Vanishing Hachtroudi Curvature and Local Equivalence to the Heisenberg Pseudosphere

Abstract

To any completely integrable second-order system of real or complex partial differential equations: $$\begin{aligned} y_{x^{k_1}x^{k_2}} = F_{k_1,k_2} \left( x^1,\dots ,x^n,\,y,\,y_{x^1},\ldots ,y_{x^n} \right) \end{aligned}$$ with $$1 \leqslant k_1,\, k_2 \leqslant n$$ and with $$F_{ k_1, k_2} = F_{ k_2, k_1}$$ in $$\underline{n \geqslant 2}$$ independent variables $$(x^1, \ldots , x^n)$$ and in one dependent variable y, Mohsen Hachtroudi associated in 1937 a normal projective (Cartan) connection, and he computed its curvature.

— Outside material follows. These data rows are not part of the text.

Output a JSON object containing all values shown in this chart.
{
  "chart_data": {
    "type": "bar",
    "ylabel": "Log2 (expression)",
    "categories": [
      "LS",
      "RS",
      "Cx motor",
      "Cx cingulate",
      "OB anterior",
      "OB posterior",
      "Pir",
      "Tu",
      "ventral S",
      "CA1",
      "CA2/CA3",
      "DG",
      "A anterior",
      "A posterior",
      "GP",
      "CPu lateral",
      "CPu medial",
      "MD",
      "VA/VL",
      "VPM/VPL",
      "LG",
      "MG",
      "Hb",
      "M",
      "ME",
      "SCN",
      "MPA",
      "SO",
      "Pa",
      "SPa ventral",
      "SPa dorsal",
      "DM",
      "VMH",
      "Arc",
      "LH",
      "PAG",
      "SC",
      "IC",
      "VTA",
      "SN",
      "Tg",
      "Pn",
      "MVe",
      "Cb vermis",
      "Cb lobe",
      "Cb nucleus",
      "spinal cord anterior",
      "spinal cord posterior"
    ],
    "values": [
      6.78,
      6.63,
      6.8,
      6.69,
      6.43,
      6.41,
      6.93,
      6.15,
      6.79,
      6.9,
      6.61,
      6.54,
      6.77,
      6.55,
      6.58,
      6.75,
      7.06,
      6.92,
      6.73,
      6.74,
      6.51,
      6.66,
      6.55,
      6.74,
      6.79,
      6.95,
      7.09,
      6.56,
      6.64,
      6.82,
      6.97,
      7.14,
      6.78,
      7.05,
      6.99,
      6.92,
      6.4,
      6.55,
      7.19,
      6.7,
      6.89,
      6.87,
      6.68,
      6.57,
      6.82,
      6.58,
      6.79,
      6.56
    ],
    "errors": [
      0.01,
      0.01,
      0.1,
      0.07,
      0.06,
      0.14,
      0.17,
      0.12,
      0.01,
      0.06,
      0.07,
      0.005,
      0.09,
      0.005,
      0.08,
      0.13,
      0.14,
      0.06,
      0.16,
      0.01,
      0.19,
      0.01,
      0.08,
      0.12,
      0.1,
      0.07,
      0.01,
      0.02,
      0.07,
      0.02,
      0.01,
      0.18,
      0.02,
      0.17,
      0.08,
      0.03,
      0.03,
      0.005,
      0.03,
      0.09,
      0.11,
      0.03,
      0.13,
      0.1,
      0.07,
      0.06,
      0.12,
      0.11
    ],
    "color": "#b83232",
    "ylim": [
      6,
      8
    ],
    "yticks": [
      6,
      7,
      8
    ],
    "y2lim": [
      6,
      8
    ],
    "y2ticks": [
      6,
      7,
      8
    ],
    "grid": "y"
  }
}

By means of a natural transfer of jet polynomials to the associated submanifold of solutions, what the vanishing of the Hachtroudi curvature gives can be precisely translated to characterize when both families of Segre varieties and of conjugate Segre varieties associated to a Levi nondegenerate real analytic hypersurface M in $$\mathbb {C}^n$$ ( $$n \geqslant 3$$ ) can be straightened to be affine complex (conjugate) lines. In continuation to a previous paper devoted to the quite distinct $$\mathbb {C}^2$$ -case, this then characterizes in an effective way those hypersurfaces of $$\mathbb {C}^{n+1}$$ in higher complex dimension $$n + 1\geqslant 3$$ that are locally biholomorphic to a piece of the $$(2n + 1)$$ -dimensional Heisenberg quadric, without any special assumption on their defining equations.